Our last development with the team at Caifu created over $200,000 in instant equity for us!
We are over the moon and cannot wait to secure our next opportunity which will start building our nest egg for retirement!”
Andy & Tracey- Toronto NSW
Bill Shorten’s Negative Gearing Plan

What is negative gearing?
If you buy a house that makes more money in rent than it costs in repayments, then you can say it’s ‘positively geared’. Your mortgage is paying itself off.
But if the rent doesn’t cover the costs, then you can claim that loss on tax (negative gearing).
The latest statistics from the ATO, show that in Victoria negatively geared property investors claim an average loss of $6,464 each year.
When completing your tax return you can reduce your taxable income by $6,464.
Therefore if you are earning $90,000 per year, the amount you pay tax on is $83,536 per year, saving around $2,230 per annum.
Labor have proposed on removing this for those investing into existing properties moving forward. Meaning these losses can only be applied to investment income or future investment gains.
What is Capital Gains?
Capital gains is how much money you make on a house when you sell it, compared with how much you paid for it. So if you purchased an investment property for $200,000 and then wish to sell that to fund your retirement, but the property is now worth $700,000, you will need to pay tax on the $500,000 you just made. That’s called capital gains tax.
Investors are given a 50% concession on the capital gains tax on properties that they have held for longer than 12 months – so they only pay tax on $250,000 rather than $500,000.
Labor are proposing to reduce this capital gains discount to 25%, so in the same example you would pay capital gains tax for $375,000 of the $500,000. Or for someone on $90,000 this would equate to an additional $58,750 in tax.
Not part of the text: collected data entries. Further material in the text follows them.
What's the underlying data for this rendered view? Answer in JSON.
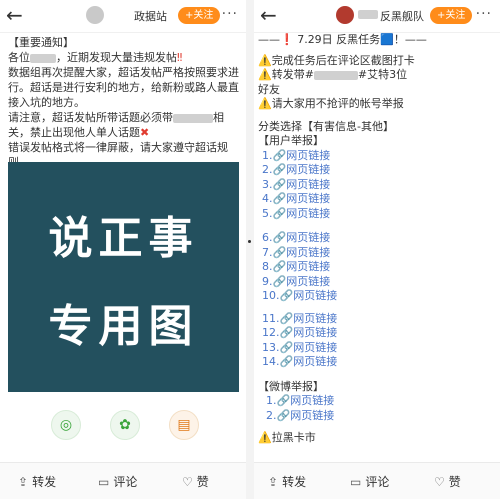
{
  "left": {
    "header": {
      "title": "政据站",
      "follow": "+关注",
      "more": "···"
    },
    "notice": {
      "heading": "【重要通知】",
      "line1": "各位",
      "line1b": "，近期发现大量违规发帖",
      "line2": "数据组再次提醒大家，超话发帖严格按照要求进行。超话是进行安利的地方，给新粉或路人最直接入坑的地方。",
      "line3": "请注意，超话发帖所带话题必须带",
      "line3b": "相关，禁止出现他人单人话题",
      "line4": "错误发帖格式将一律屏蔽，请大家遵守超话规则。",
      "mention": "@"
    },
    "image": {
      "line1": "说正事",
      "line2": "专用图"
    },
    "bottom": {
      "share": "转发",
      "comment": "评论",
      "like": "赞"
    }
  },
  "right": {
    "header": {
      "title": "反黑舰队",
      "follow": "+关注",
      "more": "···"
    },
    "task": "——❗ 7.29日 反黑任务🟦！——",
    "rules": [
      "⚠️完成任务后在评论区截图打卡",
      "⚠️转发带#",
      "#艾特3位",
      "好友",
      "⚠️请大家用不抢评的帐号举报"
    ],
    "category": "分类选择【有害信息-其他】",
    "user_report": "【用户举报】",
    "links_a": [
      "1.🔗网页链接",
      "2.🔗网页链接",
      "3.🔗网页链接",
      "4.🔗网页链接",
      "5.🔗网页链接"
    ],
    "links_b": [
      "6.🔗网页链接",
      "7.🔗网页链接",
      "8.🔗网页链接",
      "9.🔗网页链接",
      "10.🔗网页链接"
    ],
    "links_c": [
      "11.🔗网页链接",
      "12.🔗网页链接",
      "13.🔗网页链接",
      "14.🔗网页链接"
    ],
    "weibo_report": "【微博举报】",
    "links_d": [
      "1.🔗网页链接",
      "2.🔗网页链接"
    ],
    "cut_text": "⚠️拉黑卡市",
    "bottom": {
      "share": "转发",
      "comment": "评论",
      "like": "赞"
    }
  }
}
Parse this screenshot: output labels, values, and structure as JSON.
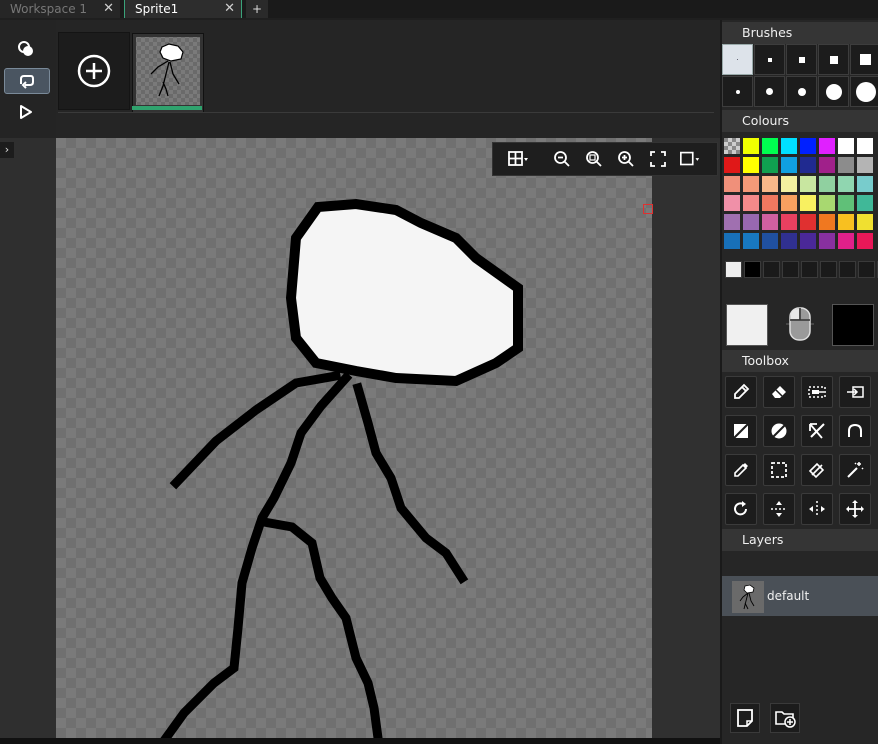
{
  "tabs": [
    {
      "label": "Workspace 1",
      "close": "✕"
    },
    {
      "label": "Sprite1",
      "close": "✕"
    }
  ],
  "add_tab_label": "+",
  "left_tools": {
    "play_icon": "play-icon",
    "loop_icon": "loop-icon",
    "onion_icon": "onion-skin-icon"
  },
  "frames": [
    {
      "name": "frame-1"
    }
  ],
  "panels": {
    "brushes": "Brushes",
    "colours": "Colours",
    "toolbox": "Toolbox",
    "layers": "Layers"
  },
  "brush_rows": [
    {
      "shape": "square",
      "sizes": [
        1,
        2,
        4,
        6,
        9
      ],
      "selected": 0
    },
    {
      "shape": "circle",
      "sizes": [
        2,
        5,
        6,
        14,
        18
      ]
    }
  ],
  "palette": [
    [
      "#a0a0a0",
      "#f0ff00",
      "#00ff50",
      "#00e0ff",
      "#0020ff",
      "#e020ff",
      "#ffffff",
      "#ffffff"
    ],
    [
      "#e01818",
      "#ffff00",
      "#10a050",
      "#10a0e0",
      "#202a90",
      "#a0208a",
      "#8c8c8c",
      "#b4b4b4"
    ],
    [
      "#f0907a",
      "#f49a78",
      "#f8b88a",
      "#f4f0a0",
      "#c8e6a0",
      "#90d0a0",
      "#90d6b0",
      "#78cccc"
    ],
    [
      "#f090a8",
      "#f48a8a",
      "#f07860",
      "#f8a060",
      "#f8f060",
      "#a8d870",
      "#60c078",
      "#40b898"
    ],
    [
      "#a070b0",
      "#9868b0",
      "#d060a0",
      "#e84060",
      "#e03030",
      "#f07820",
      "#f8c020",
      "#f0e030"
    ],
    [
      "#1870b8",
      "#1878c0",
      "#2050a0",
      "#303090",
      "#4a2898",
      "#8830a0",
      "#e0208a",
      "#e81858"
    ]
  ],
  "recent_colours": [
    "#eeeeee",
    "#000000",
    "#1a1a1a",
    "#1a1a1a",
    "#1a1a1a",
    "#1a1a1a",
    "#1a1a1a",
    "#1a1a1a",
    "#1a1a1a"
  ],
  "primary_colour": "#f0f0f0",
  "secondary_colour": "#000000",
  "tools": [
    [
      "pencil-icon",
      "eraser-icon",
      "copy-selection-icon",
      "paste-selection-icon"
    ],
    [
      "fill-rect-icon",
      "fill-ellipse-icon",
      "line-icon",
      "arc-icon"
    ],
    [
      "colour-picker-icon",
      "rect-select-icon",
      "fill-bucket-icon",
      "magic-wand-icon"
    ],
    [
      "rotate-icon",
      "flip-vertical-icon",
      "flip-horizontal-icon",
      "move-icon"
    ]
  ],
  "layers": [
    {
      "name": "default"
    }
  ],
  "zoom_bar": [
    "grid-icon",
    "zoom-out-icon",
    "zoom-reset-icon",
    "zoom-in-icon",
    "fit-screen-icon",
    "background-icon"
  ],
  "accent": "#2fa36e"
}
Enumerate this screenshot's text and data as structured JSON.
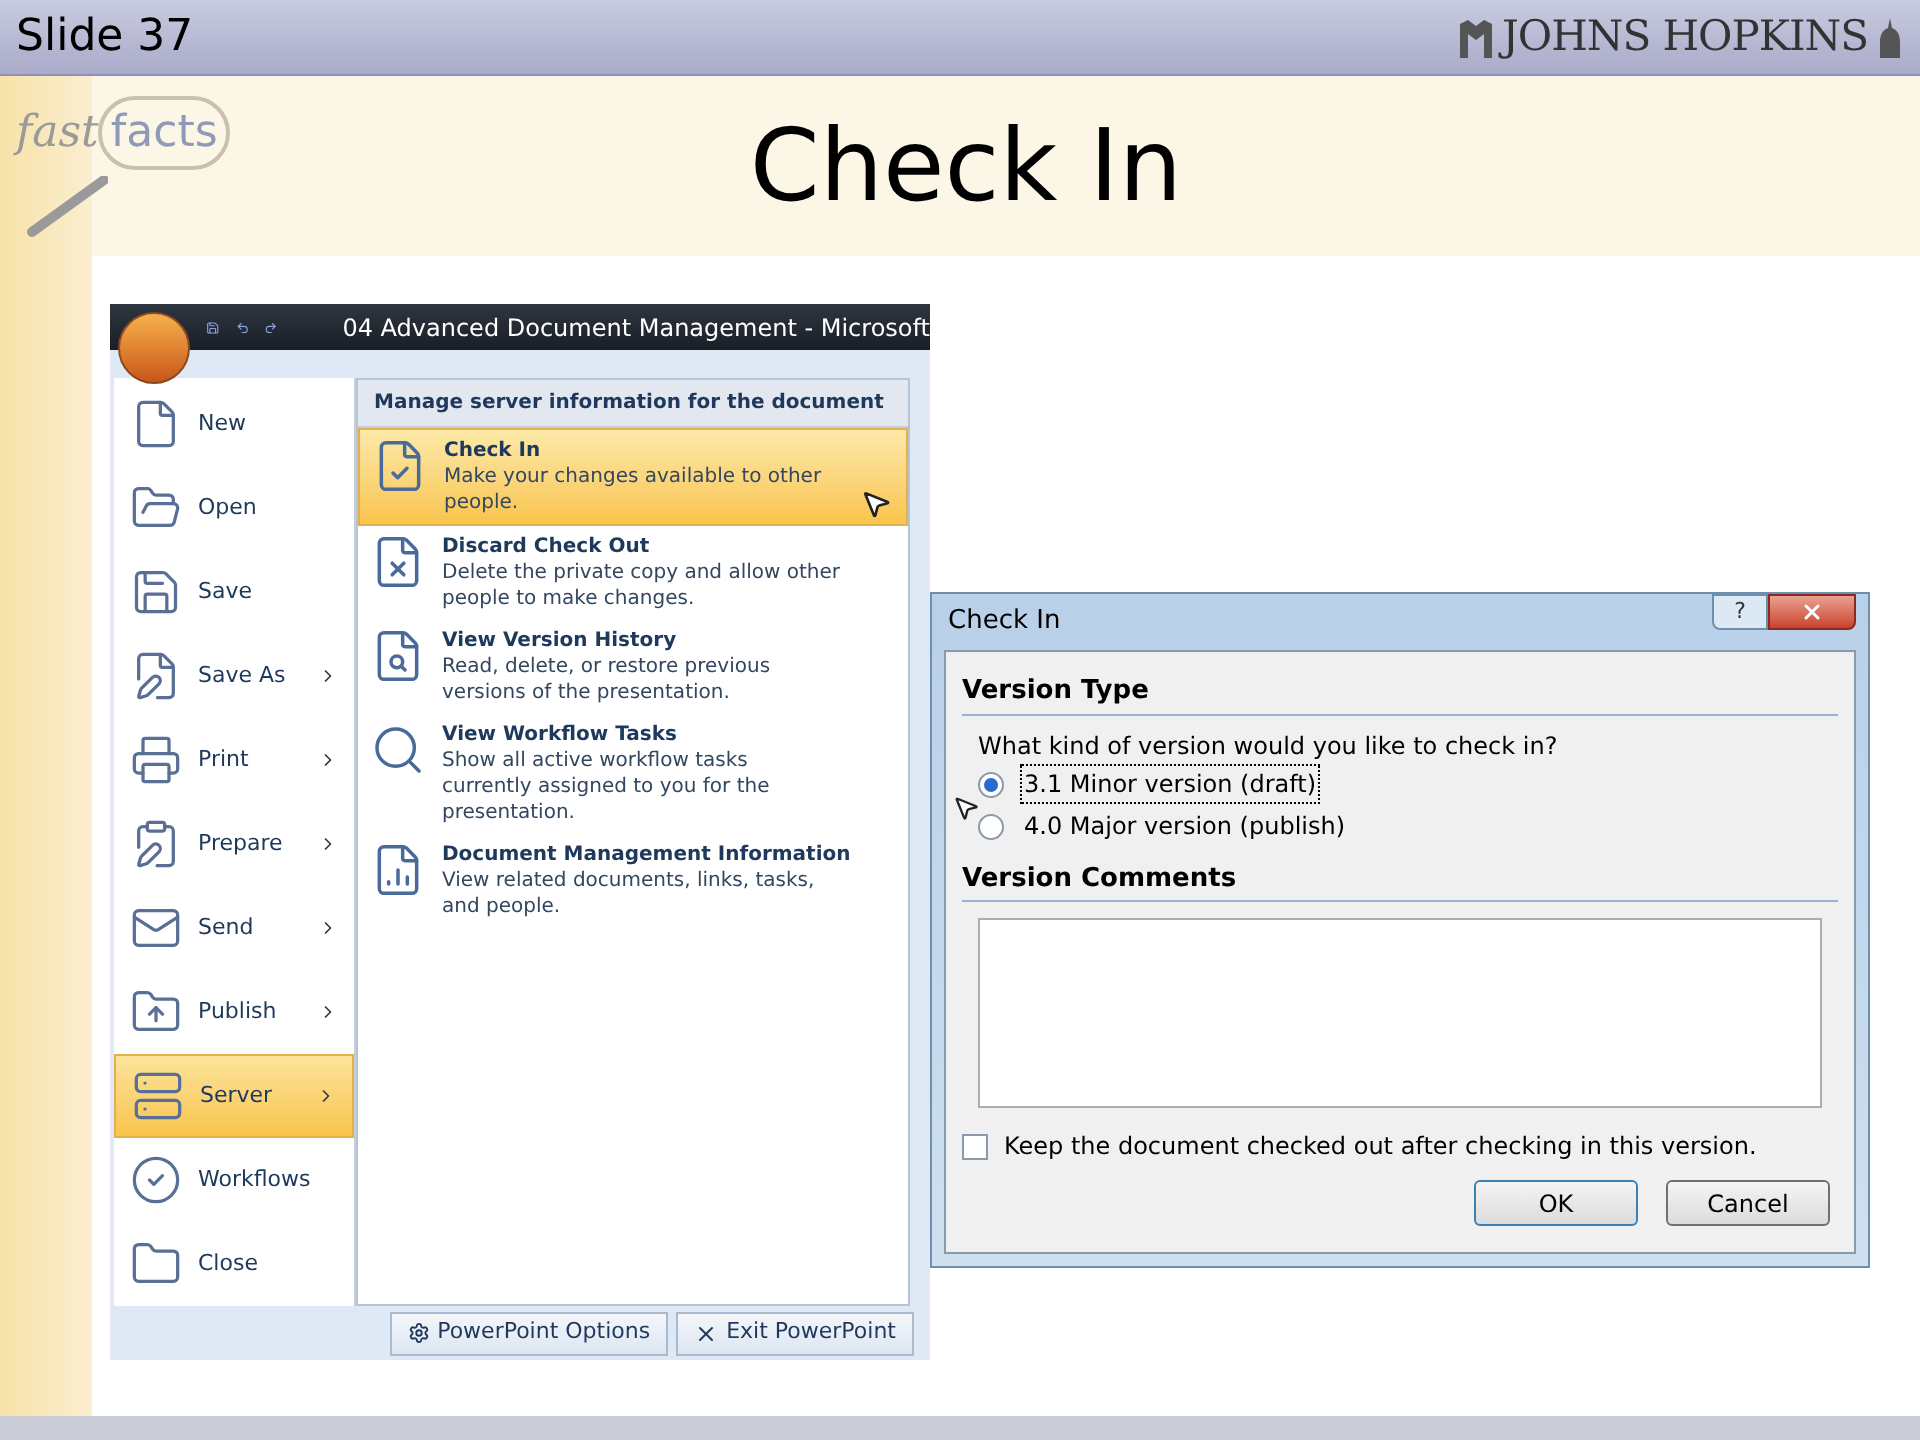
{
  "slide": {
    "number": "Slide 37",
    "brand": "JOHNS HOPKINS",
    "logo_text": [
      "fast",
      "facts"
    ],
    "title": "Check In"
  },
  "office_menu": {
    "window_title": "04 Advanced Document Management - Microsoft",
    "items": [
      {
        "label": "New",
        "submenu": false,
        "selected": false
      },
      {
        "label": "Open",
        "submenu": false,
        "selected": false
      },
      {
        "label": "Save",
        "submenu": false,
        "selected": false
      },
      {
        "label": "Save As",
        "submenu": true,
        "selected": false
      },
      {
        "label": "Print",
        "submenu": true,
        "selected": false
      },
      {
        "label": "Prepare",
        "submenu": true,
        "selected": false
      },
      {
        "label": "Send",
        "submenu": true,
        "selected": false
      },
      {
        "label": "Publish",
        "submenu": true,
        "selected": false
      },
      {
        "label": "Server",
        "submenu": true,
        "selected": true
      },
      {
        "label": "Workflows",
        "submenu": false,
        "selected": false
      },
      {
        "label": "Close",
        "submenu": false,
        "selected": false
      }
    ],
    "panel_heading": "Manage server information for the document",
    "panel_items": [
      {
        "title": "Check In",
        "description": "Make your changes available to other people.",
        "selected": true
      },
      {
        "title": "Discard Check Out",
        "description": "Delete the private copy and allow other people to make changes.",
        "selected": false
      },
      {
        "title": "View Version History",
        "description": "Read, delete, or restore previous versions of the presentation.",
        "selected": false
      },
      {
        "title": "View Workflow Tasks",
        "description": "Show all active workflow tasks currently assigned to you for the presentation.",
        "selected": false
      },
      {
        "title": "Document Management Information",
        "description": "View related documents, links, tasks, and people.",
        "selected": false
      }
    ],
    "buttons": [
      "PowerPoint Options",
      "Exit PowerPoint"
    ]
  },
  "dialog": {
    "title": "Check In",
    "help": "?",
    "section_1": "Version Type",
    "question": "What kind of version would you like to check in?",
    "options": [
      {
        "label": "3.1 Minor version (draft)",
        "selected": true
      },
      {
        "label": "4.0 Major version (publish)",
        "selected": false
      }
    ],
    "section_2": "Version Comments",
    "keep_checked_out": {
      "label": "Keep the document checked out after checking in this version.",
      "checked": false
    },
    "buttons": [
      "OK",
      "Cancel"
    ]
  }
}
Labor, if elected, will restrict future negative gearing to new properties only. In addition, all properties that are negatively geared before the policy starts will be quarantined and will not be affected. Therefore, for many of our clients already in deals or considering opportunities these proposed changes will have minimal effect on their ongoing cashflow or taxation position. The only concern will be the reduction in the CGT discount, however your tax professional should be able to support you with the most appropriate structure to minimise your ongoing CGT liability.
For example – if one of our recent opportunities was to occur in the proposed Labor environment
| Caifu | Existing | |
| Land | 365,000 | 0 |
| Build | 523,800 | 0 |
| Total Purchase Price | 888,800 | 1,100,000 |
| Market Value | 1,100,000 | 1,100,000 |
| Instant Equity | 211,200 | 0 |
| Income | ||
| Rent | 47,940 | 47,940 |
| Total Income | 47,940 | 47,940 |
| Expenses | ||
| Interest Costs | 40,677 | 40,677 |
| Property Costs | 8,680 | 8,680 |
| Total Expenses | 49,357 | 49,357 |
| Depreciation & Tax Deductions | ||
| Expenses | 49,357 | 49,357 |
| Depreciation | 20,000 | 0 |
| Net Profit/(Loss) | -21,417 | -1,417 |
| Estimated Tax Refund | 7,989 | 0 |
| Pre-Tax Cashflow – per annum | -1,417 | -1,417 |
| After- Tax Cashflow – per annum | 6,572 | -1,417 |
| Difference | 7,989 |
*based on $100k individual income
Caifu Message
The Caifu team continue to make money for our clients even in a “declining” property market.
Over 2018 are clients averaged returns of 27.45% on total development costs.
We look forward to assisting you, your friends and family in 2019, with some cracking opportunities that have instant equity, positive cashflow and large tax deductions.
We would like to take this opportunity to thank all of our clients whom have chosen to partner with us in 2018. Thank you for your support and we look forward to growing with you in the years to come.
Wishing you a Merry Christmas & a Happy New Year!